GR 138941; (October, 2001) (Digest)
G.R. No. 138941; October 8, 2001
AMERICAN HOME ASSURANCE COMPANY, petitioner, vs. TANTUCO ENTERPRISES, INC., respondent.
FACTS
Respondent Tantuco Enterprises, Inc., a coconut oil milling company, owned two oil mills in Lucena City. Both mills were insured by petitioner American Home Assurance Co. under separate policies. The new oil mill was insured for P6 million under Policy No. 306-7432321-9. A fire on September 30, 1991, gutted this new oil mill. Petitioner rejected the claim, arguing the policy’s boundary description pertained to the old mill, not the burned one (Building No. 14), and that respondent failed to correct the alleged misdescription despite a policy notice. Respondent filed a complaint for specific performance. The trial court ruled in favor of respondent, ordering petitioner to pay the insurance proceeds. The Court of Appeals affirmed the decision.
ISSUE
Whether the insurance policy covered the burned new oil mill despite the alleged misdescription in the boundary details of the policy.
RULING
Yes, the policy covered the burned mill. The Court applied the principle that in construing descriptions of insured property, courts show liberality to give effect to the insurance contract based on the parties’ manifest intent.

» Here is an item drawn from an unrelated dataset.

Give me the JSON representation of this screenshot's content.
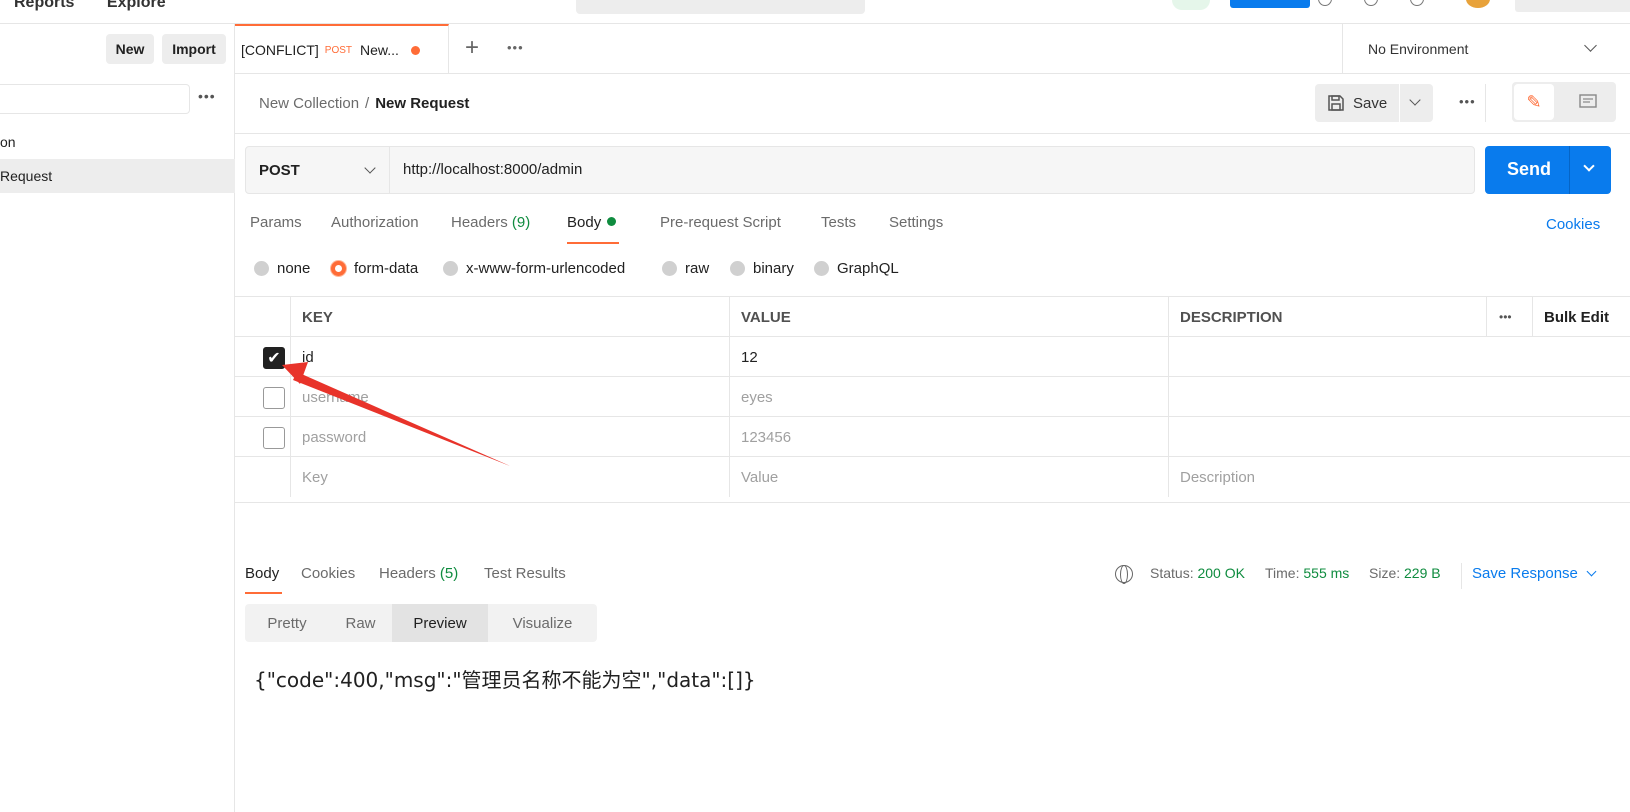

The policy explicitly stated it covered properties “whilst contained in the new oil mill building.” This categorical designation as “new” clearly identified the intended subject. The specific boundary description, though possibly inaccurate, did not override this clear intent. It would be absurd to assume respondent insured its old mill twice under separate policies and left the new mill uncovered. The Court also found petitioner’s other defenses unmeritorious. The issue of premium non-payment, raised only on appeal, was correctly disregarded. Regarding the “Fire Extinguishing Appliances Warranty,” the Court held it must be reasonably interpreted; the presence of numerous portable extinguishers, an emergency fire engine, and a hose connected to an external hydrant substantially complied with the requirement for an internal hydrant. Thus, no reversible error was committed by the lower courts. The petition was dismissed.